Le gingembre est l’un des remèdes traditionnels les plus utilisés contre les nausées. Thés, gommes ou gélules peuvent aider certaines personnes, mais les effets varient. Les bandes d’acupression appliquées au poignet sont également appréciées ; des études suggèrent un effet, mais la réponse est individuelle.

Médicaments en vente libre et précautions

Des antihistaminiques comme le dimenhydrinate peuvent prévenir le mal des transports lorsqu’ils sont pris avant le voyage. Ils peuvent cependant provoquer de la somnolence et ne conviennent pas forcément à la conduite ou à la surveillance d’enfants. Pour les plus jeunes ou les personnes avec des conditions médicales, il est important de consulter un professionnel de santé avant toute médication.

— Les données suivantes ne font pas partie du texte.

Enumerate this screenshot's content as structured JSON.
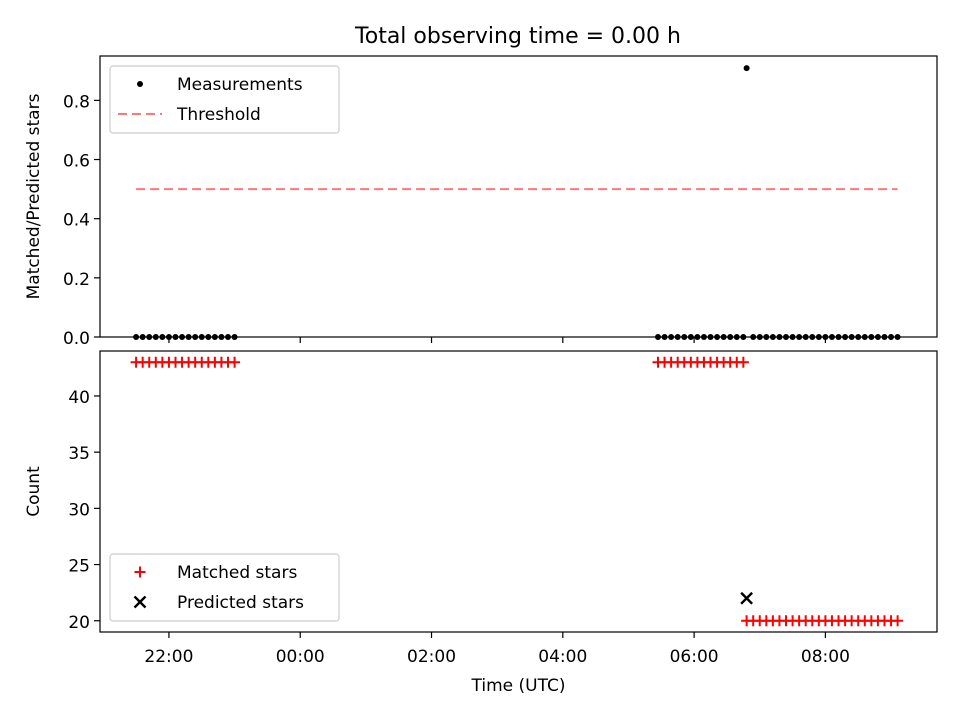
{
  "title": "Total observing time = 0.00 h",
  "chart_data": [
    {
      "type": "scatter",
      "ylabel": "Matched/Predicted stars",
      "xlabel": "",
      "ylim": [
        0,
        0.95
      ],
      "yticks": [
        0.0,
        0.2,
        0.4,
        0.6,
        0.8
      ],
      "ytick_labels": [
        "0.0",
        "0.2",
        "0.4",
        "0.6",
        "0.8"
      ],
      "legend_position": "upper-left",
      "series": [
        {
          "name": "Measurements",
          "color": "#000000",
          "marker": "dot",
          "x": [
            -2.5,
            -2.4,
            -2.3,
            -2.2,
            -2.1,
            -2.0,
            -1.9,
            -1.8,
            -1.7,
            -1.6,
            -1.5,
            -1.4,
            -1.3,
            -1.2,
            -1.1,
            -1.0,
            5.45,
            5.55,
            5.65,
            5.75,
            5.85,
            5.95,
            6.05,
            6.15,
            6.25,
            6.35,
            6.45,
            6.55,
            6.65,
            6.75,
            6.8,
            6.9,
            7.0,
            7.1,
            7.2,
            7.3,
            7.4,
            7.5,
            7.6,
            7.7,
            7.8,
            7.9,
            8.0,
            8.1,
            8.2,
            8.3,
            8.4,
            8.5,
            8.6,
            8.7,
            8.8,
            8.9,
            9.0,
            9.1
          ],
          "y": [
            0,
            0,
            0,
            0,
            0,
            0,
            0,
            0,
            0,
            0,
            0,
            0,
            0,
            0,
            0,
            0,
            0,
            0,
            0,
            0,
            0,
            0,
            0,
            0,
            0,
            0,
            0,
            0,
            0,
            0,
            0.909,
            0,
            0,
            0,
            0,
            0,
            0,
            0,
            0,
            0,
            0,
            0,
            0,
            0,
            0,
            0,
            0,
            0,
            0,
            0,
            0,
            0,
            0,
            0
          ]
        },
        {
          "name": "Threshold",
          "color": "#ff7777",
          "style": "dashed",
          "x": [
            -2.5,
            9.1
          ],
          "y": [
            0.5,
            0.5
          ]
        }
      ]
    },
    {
      "type": "scatter",
      "ylabel": "Count",
      "xlabel": "Time (UTC)",
      "ylim": [
        19,
        44
      ],
      "yticks": [
        20,
        25,
        30,
        35,
        40
      ],
      "ytick_labels": [
        "20",
        "25",
        "30",
        "35",
        "40"
      ],
      "xticks": [
        -2,
        0,
        2,
        4,
        6,
        8
      ],
      "xtick_labels": [
        "22:00",
        "00:00",
        "02:00",
        "04:00",
        "06:00",
        "08:00"
      ],
      "legend_position": "lower-left",
      "series": [
        {
          "name": "Matched stars",
          "color": "#ff0000",
          "marker": "plus",
          "x": [
            -2.5,
            -2.4,
            -2.3,
            -2.2,
            -2.1,
            -2.0,
            -1.9,
            -1.8,
            -1.7,
            -1.6,
            -1.5,
            -1.4,
            -1.3,
            -1.2,
            -1.1,
            -1.0,
            5.45,
            5.55,
            5.65,
            5.75,
            5.85,
            5.95,
            6.05,
            6.15,
            6.25,
            6.35,
            6.45,
            6.55,
            6.65,
            6.75,
            6.8,
            6.9,
            7.0,
            7.1,
            7.2,
            7.3,
            7.4,
            7.5,
            7.6,
            7.7,
            7.8,
            7.9,
            8.0,
            8.1,
            8.2,
            8.3,
            8.4,
            8.5,
            8.6,
            8.7,
            8.8,
            8.9,
            9.0,
            9.1
          ],
          "y": [
            43,
            43,
            43,
            43,
            43,
            43,
            43,
            43,
            43,
            43,
            43,
            43,
            43,
            43,
            43,
            43,
            43,
            43,
            43,
            43,
            43,
            43,
            43,
            43,
            43,
            43,
            43,
            43,
            43,
            43,
            20,
            20,
            20,
            20,
            20,
            20,
            20,
            20,
            20,
            20,
            20,
            20,
            20,
            20,
            20,
            20,
            20,
            20,
            20,
            20,
            20,
            20,
            20,
            20
          ]
        },
        {
          "name": "Predicted stars",
          "color": "#000000",
          "marker": "x",
          "x": [
            6.8
          ],
          "y": [
            22
          ]
        }
      ]
    }
  ]
}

Quand faut-il consulter un professionnel de santé ?

Si les épisodes sont fréquents, très invalidants ou accompagnés de symptômes inhabituels (par exemple des vertiges prolongés en dehors d’un déplacement), une consultation est recommandée. Un médecin pourra vérifier si d’autres causes vestibulaires ou digestives expliquent les symptômes et proposer des options de prise en charge plus adaptées, y compris des traitements sur ordonnance si nécessaire.

Impact sur la vie quotidienne et stratégies d’adaptation

Au-delà de l’inconfort physique, le mal des transports peut générer de l’anxiété et limiter les activités sociales ou professionnelles. Plutôt que d’éviter systématiquement les voyages, tester différentes stratégies permet souvent de reprendre confiance : changement de siège, essais contrôlés de remèdes naturels, ou interventions comportementales progressives. Parfois, une combinaison de mesures réduit tellement les symptômes que l’on retrouve une liberté de déplacement.

FAQ

Comment éviter le mal des transports chez un enfant ?

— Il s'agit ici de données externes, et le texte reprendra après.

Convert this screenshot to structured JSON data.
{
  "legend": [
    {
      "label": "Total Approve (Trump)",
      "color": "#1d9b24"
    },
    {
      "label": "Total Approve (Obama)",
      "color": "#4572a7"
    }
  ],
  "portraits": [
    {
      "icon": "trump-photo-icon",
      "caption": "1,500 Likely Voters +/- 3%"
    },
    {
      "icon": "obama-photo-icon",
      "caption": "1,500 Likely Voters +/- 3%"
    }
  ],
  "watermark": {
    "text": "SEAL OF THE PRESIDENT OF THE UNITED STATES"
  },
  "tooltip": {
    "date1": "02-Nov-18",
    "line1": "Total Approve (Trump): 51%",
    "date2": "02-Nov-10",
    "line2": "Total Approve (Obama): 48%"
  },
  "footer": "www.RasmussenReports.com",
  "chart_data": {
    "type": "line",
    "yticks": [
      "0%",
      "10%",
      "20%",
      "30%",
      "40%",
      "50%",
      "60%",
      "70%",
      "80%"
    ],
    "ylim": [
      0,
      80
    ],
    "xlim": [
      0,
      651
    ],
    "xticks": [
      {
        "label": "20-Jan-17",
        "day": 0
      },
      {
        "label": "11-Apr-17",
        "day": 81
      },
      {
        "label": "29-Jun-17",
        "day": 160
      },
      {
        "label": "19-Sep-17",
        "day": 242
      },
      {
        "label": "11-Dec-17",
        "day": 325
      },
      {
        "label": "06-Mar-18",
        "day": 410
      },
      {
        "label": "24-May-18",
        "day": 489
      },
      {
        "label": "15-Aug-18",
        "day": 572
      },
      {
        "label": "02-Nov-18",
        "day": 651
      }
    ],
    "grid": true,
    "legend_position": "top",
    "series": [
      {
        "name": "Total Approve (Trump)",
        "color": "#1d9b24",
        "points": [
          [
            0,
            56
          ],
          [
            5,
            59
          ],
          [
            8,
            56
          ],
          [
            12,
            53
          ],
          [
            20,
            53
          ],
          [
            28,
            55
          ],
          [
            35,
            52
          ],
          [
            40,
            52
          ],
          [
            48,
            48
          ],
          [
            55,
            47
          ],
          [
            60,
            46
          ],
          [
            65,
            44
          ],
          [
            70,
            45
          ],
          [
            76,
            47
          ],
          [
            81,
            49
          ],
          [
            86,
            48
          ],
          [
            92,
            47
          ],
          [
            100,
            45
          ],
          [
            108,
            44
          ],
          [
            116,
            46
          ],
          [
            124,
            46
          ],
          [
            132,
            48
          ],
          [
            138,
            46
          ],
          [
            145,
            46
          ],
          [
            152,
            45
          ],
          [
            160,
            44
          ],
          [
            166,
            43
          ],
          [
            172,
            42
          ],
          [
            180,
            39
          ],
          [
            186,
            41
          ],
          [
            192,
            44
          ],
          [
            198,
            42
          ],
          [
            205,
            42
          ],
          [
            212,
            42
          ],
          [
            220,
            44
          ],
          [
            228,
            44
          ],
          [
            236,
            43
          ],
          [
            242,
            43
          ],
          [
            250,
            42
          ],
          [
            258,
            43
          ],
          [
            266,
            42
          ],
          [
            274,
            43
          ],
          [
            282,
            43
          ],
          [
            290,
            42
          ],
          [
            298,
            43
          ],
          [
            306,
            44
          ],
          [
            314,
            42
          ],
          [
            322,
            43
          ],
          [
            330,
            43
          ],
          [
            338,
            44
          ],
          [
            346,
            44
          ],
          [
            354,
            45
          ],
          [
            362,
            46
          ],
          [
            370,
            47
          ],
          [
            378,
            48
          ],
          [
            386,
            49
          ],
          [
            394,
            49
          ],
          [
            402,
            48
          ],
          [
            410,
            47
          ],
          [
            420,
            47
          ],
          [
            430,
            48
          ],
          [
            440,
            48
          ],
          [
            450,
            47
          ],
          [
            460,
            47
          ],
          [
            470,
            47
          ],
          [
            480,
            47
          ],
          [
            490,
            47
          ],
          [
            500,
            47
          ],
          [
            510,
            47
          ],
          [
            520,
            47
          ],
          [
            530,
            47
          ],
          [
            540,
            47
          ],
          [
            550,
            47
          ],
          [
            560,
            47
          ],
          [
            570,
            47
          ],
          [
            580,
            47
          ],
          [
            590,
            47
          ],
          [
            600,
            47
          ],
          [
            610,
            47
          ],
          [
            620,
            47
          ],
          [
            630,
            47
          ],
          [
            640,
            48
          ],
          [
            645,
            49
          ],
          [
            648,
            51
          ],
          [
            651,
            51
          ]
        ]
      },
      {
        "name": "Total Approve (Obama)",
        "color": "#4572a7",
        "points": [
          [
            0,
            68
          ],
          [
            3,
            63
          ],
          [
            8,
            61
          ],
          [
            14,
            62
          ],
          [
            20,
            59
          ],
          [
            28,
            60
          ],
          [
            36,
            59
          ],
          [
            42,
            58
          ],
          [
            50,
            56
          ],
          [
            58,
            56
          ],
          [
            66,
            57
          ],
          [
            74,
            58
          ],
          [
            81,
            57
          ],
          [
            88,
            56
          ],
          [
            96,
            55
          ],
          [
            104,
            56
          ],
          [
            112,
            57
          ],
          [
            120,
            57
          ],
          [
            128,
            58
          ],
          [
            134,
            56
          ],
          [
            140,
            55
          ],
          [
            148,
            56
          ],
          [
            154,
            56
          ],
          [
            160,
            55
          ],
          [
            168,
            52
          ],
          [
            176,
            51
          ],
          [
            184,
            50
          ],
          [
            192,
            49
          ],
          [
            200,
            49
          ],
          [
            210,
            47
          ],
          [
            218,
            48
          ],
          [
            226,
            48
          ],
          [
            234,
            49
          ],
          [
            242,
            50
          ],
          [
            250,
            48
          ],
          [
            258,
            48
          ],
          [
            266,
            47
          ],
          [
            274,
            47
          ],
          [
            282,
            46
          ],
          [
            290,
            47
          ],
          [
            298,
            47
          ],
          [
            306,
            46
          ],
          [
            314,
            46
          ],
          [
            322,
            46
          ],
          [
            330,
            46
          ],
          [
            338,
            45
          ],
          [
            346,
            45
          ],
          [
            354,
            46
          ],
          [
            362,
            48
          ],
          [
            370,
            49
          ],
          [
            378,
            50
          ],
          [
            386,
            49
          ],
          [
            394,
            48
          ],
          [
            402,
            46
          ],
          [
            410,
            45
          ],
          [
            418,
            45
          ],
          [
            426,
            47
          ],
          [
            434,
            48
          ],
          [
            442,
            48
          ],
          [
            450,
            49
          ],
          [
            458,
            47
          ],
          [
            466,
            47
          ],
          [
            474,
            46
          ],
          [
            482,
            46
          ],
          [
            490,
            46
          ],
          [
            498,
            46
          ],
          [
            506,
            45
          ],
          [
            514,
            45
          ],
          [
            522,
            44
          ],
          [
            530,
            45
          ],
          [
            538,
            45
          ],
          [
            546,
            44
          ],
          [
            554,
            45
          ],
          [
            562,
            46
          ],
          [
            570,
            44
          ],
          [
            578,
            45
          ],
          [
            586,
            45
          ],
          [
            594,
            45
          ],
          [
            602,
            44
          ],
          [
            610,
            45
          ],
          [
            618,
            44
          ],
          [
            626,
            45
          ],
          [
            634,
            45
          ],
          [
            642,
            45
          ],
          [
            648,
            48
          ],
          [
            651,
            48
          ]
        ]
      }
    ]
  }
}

Favorisez un siège orienté vers l’avant, proposez un repas léger avant le départ, évitez les écrans et essayez des solutions douces comme le gingembre si l’enfant l’accepte. Avant tout usage de médicaments, consultez un professionnel de santé pour le dosage et la sécurité.

Le gingembre est-il efficace pour toutes les nausées liées au mouvement ?

Le gingembre aide de nombreuses personnes mais pas toutes. Son effet est variable et il ne remplace pas un médicament quand les symptômes sont sévères. Il est cependant une option intéressante pour qui préfère limiter les produits pharmaceutiques.

Est-ce que les bracelets d’acupression fonctionnent vraiment ?

Certaines personnes rapportent un soulagement avec ces bracelets ; des études indiquent un bénéfice modéré. L’effet est toutefois individuel, et ces dispositifs ne garantissent pas une efficacité pour tout le monde.

Peut-on conduire après avoir pris un médicament contre le mal des transports ?

Certains médicaments provoquent de la somnolence. Lisez attentivement la notice et, en cas de doute, évitez de conduire ou d’effectuer des tâches nécessitant de la vigilance jusqu’à ce que vous connaissiez votre réaction au médicament.